L'on déduit immédiatement qu'à tout problème posé peut être trouvée une solution par suite du dialogue. Et ce dans les secteurs les plus variés : faire ensemble des choix, partager des activités, s'adonner à ses hobbies en ménageant le conjoint, prendre des décisions importantes... Mais pour ce qui concerne la sexualité, la difficulté vient du fait que l'homme et la femme ne sont pas tellement amenés à la confidence dans les domaines émotionnels, affectifs, de tendresse et de câlins. Question de pudeur? D’une pudeur déplacée? Quand on se confie c'est souvent pour des questions techniques qui ramènent la sexualité au bas étage d'une simple gymnastique hédoniste.
Certes les moeurs ont changé et la femme actuelle revendique aussi son orgasme, mais pas que cela. Il lui faut en outre énormément d'amour, de fidélité, de projection sécurisante dans un futur stable et cocooné. La fameuse question "Chéri, tu m'aimes?" demeurée sans réponse ou dans le meilleur des cas contrée par un "Ouais" évasif, est certes un cliché, mais un cliché toujours d'actualité.
Disons-le sans ambages : la femme est donc plus quémandeuse d'affection.
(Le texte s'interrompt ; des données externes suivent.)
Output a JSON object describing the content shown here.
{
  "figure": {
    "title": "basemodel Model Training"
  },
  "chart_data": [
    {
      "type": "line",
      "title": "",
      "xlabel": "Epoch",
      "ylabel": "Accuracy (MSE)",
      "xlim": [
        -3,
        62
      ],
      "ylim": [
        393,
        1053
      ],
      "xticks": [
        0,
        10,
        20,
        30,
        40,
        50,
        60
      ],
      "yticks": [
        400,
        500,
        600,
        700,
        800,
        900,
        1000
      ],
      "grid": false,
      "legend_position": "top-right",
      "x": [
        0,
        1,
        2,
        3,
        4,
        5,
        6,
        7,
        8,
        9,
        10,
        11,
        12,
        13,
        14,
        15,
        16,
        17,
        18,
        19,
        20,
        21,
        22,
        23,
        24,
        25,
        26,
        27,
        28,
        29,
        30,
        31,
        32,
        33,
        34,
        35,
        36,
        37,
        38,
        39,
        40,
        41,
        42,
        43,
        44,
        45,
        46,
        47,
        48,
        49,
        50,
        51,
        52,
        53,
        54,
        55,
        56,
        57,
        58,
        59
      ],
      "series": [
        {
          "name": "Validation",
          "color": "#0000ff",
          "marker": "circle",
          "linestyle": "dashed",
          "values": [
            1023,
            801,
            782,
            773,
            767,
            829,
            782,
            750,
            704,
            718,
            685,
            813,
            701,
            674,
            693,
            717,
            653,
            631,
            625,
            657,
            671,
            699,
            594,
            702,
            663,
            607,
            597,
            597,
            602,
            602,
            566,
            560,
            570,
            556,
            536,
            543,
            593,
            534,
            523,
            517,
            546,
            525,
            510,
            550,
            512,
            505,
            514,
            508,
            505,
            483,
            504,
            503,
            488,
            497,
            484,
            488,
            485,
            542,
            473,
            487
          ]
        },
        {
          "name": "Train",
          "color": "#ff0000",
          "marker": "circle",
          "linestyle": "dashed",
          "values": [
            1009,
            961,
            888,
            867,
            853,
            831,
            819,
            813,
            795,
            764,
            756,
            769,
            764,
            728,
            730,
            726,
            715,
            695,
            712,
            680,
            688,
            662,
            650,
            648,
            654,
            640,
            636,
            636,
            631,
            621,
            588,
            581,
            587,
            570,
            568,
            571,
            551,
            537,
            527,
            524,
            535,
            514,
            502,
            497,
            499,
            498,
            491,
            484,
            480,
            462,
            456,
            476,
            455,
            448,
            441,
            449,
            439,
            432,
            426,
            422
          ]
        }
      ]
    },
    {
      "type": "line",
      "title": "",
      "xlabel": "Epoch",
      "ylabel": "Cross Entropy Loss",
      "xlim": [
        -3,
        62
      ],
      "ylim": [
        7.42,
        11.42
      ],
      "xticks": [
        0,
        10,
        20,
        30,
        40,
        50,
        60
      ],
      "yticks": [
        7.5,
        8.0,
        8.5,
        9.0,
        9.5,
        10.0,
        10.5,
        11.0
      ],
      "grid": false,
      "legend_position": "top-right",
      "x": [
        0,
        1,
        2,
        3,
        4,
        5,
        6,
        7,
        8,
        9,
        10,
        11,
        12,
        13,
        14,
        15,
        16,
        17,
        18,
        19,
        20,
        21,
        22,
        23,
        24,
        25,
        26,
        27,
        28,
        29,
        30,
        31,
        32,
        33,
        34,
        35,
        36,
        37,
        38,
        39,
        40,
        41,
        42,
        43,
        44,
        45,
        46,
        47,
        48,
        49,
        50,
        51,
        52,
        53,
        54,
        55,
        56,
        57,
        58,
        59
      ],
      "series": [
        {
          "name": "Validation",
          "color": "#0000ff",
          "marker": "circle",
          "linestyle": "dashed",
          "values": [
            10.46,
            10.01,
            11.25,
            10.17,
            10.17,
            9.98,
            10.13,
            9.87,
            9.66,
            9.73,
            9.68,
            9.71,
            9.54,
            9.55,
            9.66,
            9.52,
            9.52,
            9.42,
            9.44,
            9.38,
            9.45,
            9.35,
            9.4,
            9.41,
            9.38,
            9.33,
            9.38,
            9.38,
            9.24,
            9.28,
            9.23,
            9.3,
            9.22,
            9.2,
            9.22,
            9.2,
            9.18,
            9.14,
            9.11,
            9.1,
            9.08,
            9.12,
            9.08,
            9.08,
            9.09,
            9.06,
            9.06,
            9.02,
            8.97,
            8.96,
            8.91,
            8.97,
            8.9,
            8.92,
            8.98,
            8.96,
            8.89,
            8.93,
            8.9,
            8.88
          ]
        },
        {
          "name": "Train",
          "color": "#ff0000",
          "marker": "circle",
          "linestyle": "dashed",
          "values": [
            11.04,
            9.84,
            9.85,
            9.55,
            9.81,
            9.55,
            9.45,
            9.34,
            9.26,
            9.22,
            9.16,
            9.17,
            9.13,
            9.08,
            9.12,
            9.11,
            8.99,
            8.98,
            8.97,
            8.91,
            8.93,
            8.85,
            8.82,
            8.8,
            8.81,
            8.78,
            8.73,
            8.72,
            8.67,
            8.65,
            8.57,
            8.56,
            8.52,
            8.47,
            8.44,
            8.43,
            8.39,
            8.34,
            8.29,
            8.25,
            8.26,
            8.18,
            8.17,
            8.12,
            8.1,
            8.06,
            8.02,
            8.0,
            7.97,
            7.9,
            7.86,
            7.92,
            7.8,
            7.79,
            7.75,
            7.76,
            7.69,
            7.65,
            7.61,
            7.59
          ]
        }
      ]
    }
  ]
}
Elle se met automatiquement en situation d'infériorité par rapport à l'homme qui, lui, ne demande pas autant qu'elle dans ce domaine. Le mâle se montre en revanche plus exigeant pour ce qui concerne son plaisir et la femme cherchera, pour le conserver, à le satisfaire, à se soumettre.
Là aussi par conséquent, inégalité confirmée entre les deux sexes. C'est d'autant plus dommage que dans le rayon de la sexualité, contrairement aux problématiques professionnelles et sociétales dont certaines données nous échappent, on devrait pouvoir trouver réponse à tout questionnement et établir une égalité de traitement par la simple voie du dialogue et de l'échange au sein d'un environnement de confiance et de tendresse.
Je demeure stupéfait quand je constate que les moyens de contraception - notamment la pilule - ont permis de débrider anarchiquement la pratique de la sexualité, mais n'ont absolument pas libéré la femme et ont de plus complètement déresponsabilisé l'homme. D'ailleurs on est en droit de se demander pour quelles raisons les recherches sur la contraception ne se sont pas davantage orientées vers l'homme. Ceci est très révélateur de notre société extrêmement phallocrate.
Pour conclure sur ce triste état de fait, je rapporterai un événement vécu il y a environ une vingtaine d'années. Au cours d'une conférence à laquelle j'assistais, une question fut posée par un intervenant à une jeune femme parmi l'assistance : "Selon vous qui détient l'autorité parentale?". A ma grande surprise, la jeune dame répondit : "L'homme", alors qu'il était inscrit depuis longtemps dans le code civil que celle-ci est une affaire de convivialité entre les deux époux. J'ai pensé que la mère de cette personne, en Mai 68, n'aurait certainement pas apporté la même réponse et j'ai commencé à m'interroger, tout comme je continue de le faire aujourd'hui, sur les notions d'évolution et de progrès.